"Alice, I have read the letter,--I know all. Alice, sit down and hear
me,--it is you who have to learn from me. In our young days I was
accustomed to tell you stories in winter nights like these,--stories of
love like our own, of sorrows which, at that time, we only knew by
hearsay. I have one now for your ear, truer and sadder than they were.
Two children, for they were then little more--children in ignorance of
the world, children in freshness of heart, children almost in years--were
thrown together by strange vicissitudes, more than eighteen years ago.
They were of different sexes,--they loved and they erred. But the error
was solely with the boy; for what was innocence in her was but passion in
him. He loved her dearly; but at that age her qualities were half
developed. He knew her beautiful, simple, tender; but he knew not all
the virtue, the faith, and the nobleness that Heaven had planted in her
soul. They parted,--they knew not each other's fate. He sought her
anxiously, but in vain; and sorrow and remorse long consumed him, and her
memory threw a shadow over his existence. But again--for his love had
not the exalted holiness of hers (_she_ was true!)--he sought to renew in
others the charm he had lost with her. In vain,--long, long in vain.

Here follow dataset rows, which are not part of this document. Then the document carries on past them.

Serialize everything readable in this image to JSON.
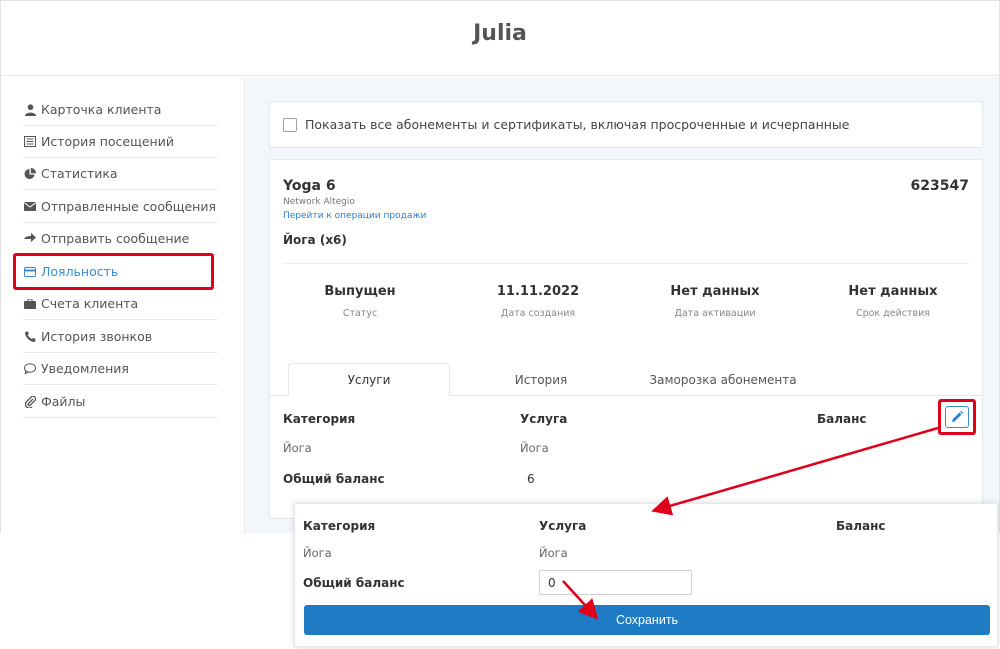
{
  "header": {
    "title": "Julia"
  },
  "sidebar": {
    "items": [
      {
        "label": "Карточка клиента",
        "icon": "user-icon"
      },
      {
        "label": "История посещений",
        "icon": "list-icon"
      },
      {
        "label": "Статистика",
        "icon": "pie-chart-icon"
      },
      {
        "label": "Отправленные сообщения",
        "icon": "envelope-icon"
      },
      {
        "label": "Отправить сообщение",
        "icon": "send-icon"
      },
      {
        "label": "Лояльность",
        "icon": "card-icon",
        "active": true
      },
      {
        "label": "Счета клиента",
        "icon": "briefcase-icon"
      },
      {
        "label": "История звонков",
        "icon": "phone-icon"
      },
      {
        "label": "Уведомления",
        "icon": "comment-icon"
      },
      {
        "label": "Файлы",
        "icon": "paperclip-icon"
      }
    ]
  },
  "filter": {
    "checkbox_label": "Показать все абонементы и сертификаты, включая просроченные и исчерпанные",
    "checked": false
  },
  "subscription": {
    "title": "Yoga 6",
    "number": "623547",
    "network": "Network Altegio",
    "sale_link": "Перейти к операции продажи",
    "name": "Йога (х6)",
    "stats": [
      {
        "value": "Выпущен",
        "label": "Статус"
      },
      {
        "value": "11.11.2022",
        "label": "Дата создания"
      },
      {
        "value": "Нет данных",
        "label": "Дата активации"
      },
      {
        "value": "Нет данных",
        "label": "Срок действия"
      }
    ],
    "tabs": [
      {
        "label": "Услуги",
        "active": true
      },
      {
        "label": "История"
      },
      {
        "label": "Заморозка абонемента"
      }
    ],
    "table": {
      "headers": {
        "category": "Категория",
        "service": "Услуга",
        "balance": "Баланс"
      },
      "row": {
        "category": "Йога",
        "service": "Йога"
      },
      "total_label": "Общий баланс",
      "total_value": "6"
    },
    "edit_icon": "pencil-icon"
  },
  "popup": {
    "headers": {
      "category": "Категория",
      "service": "Услуга",
      "balance": "Баланс"
    },
    "row": {
      "category": "Йога",
      "service": "Йога"
    },
    "total_label": "Общий баланс",
    "total_input_value": "0",
    "save_label": "Сохранить"
  },
  "colors": {
    "accent": "#1f7bc4",
    "link": "#2a7fd4",
    "highlight": "#e0001b",
    "background": "#f3f6fa"
  }
}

Alice, you know to whom the tale refers. Nay, listen yet. I have heard
from the old man yonder that you were witness to a scene many years ago
which deceived you into the belief that you beheld a rival. It was not
so: that lady yet lives,--then, as now, a friend to me; nothing more. I
grant that, at one time, my fancy allured me to her, but my heart was
still true to thee."
"Bless you for those words!" murmured Alice; and she crept more closely
to him.
He went on. "Circumstances, which at some calmer occasion you shall
hear, again nearly connected my fate by marriage to another. I had then
seen you at a distance, unseen by you,--seen you apparently surrounded by
respectability and opulence; and I blessed Heaven that your lot, at
least, was not that of penury and want." (Here Maltravers related where
he had caught that brief glimpse of Alice,*--how he had sought for her
again and again in vain.) "From that hour," he continued, "seeing you in
circumstances of which I could not have dared to dream, I felt more
reconciled to the past; yet, when on the verge of marriage with
another--beautiful, gifted, generous as she was--a thought, a memory half
acknowledged, dimly traced, chained back my sentiments; and admiration,
esteem, and gratitude were not love! Death--a death melancholy and
tragic--forbade this union; and I went forth in the world, a pilgrim and
a wanderer. Years rolled away, and I thought I had conquered the desire
for love,--a desire that had haunted me since I lost thee. But, suddenly
and recently, a being, beautiful as yourself--sweet, guileless, and young
as you were when we met--woke in me a new and a strange sentiment. I
will not conceal it from you: Alice, at last I loved another! Yet,
singular as it may seem to you, it was a certain resemblance to yourself,
not in feature, but in the tones of the voice, the nameless grace of
gesture and manner, the very music of your once happy laugh,--those
traits of resemblance which I can now account for, and which children
catch not from their parents only, but from those they most see, and,
loving most, most imitate in their tender years,--all these, I say, made
perhaps a chief attraction, that drew me towards--Alice, are you prepared
for it?--drew me towards Evelyn Cameron. Know me in my real character,
by my true name: I am that Maltravers to whom the hand of Evelyn was a
few weeks ago betrothed!"
* See "Ernest Maltravers," book v., p. 228.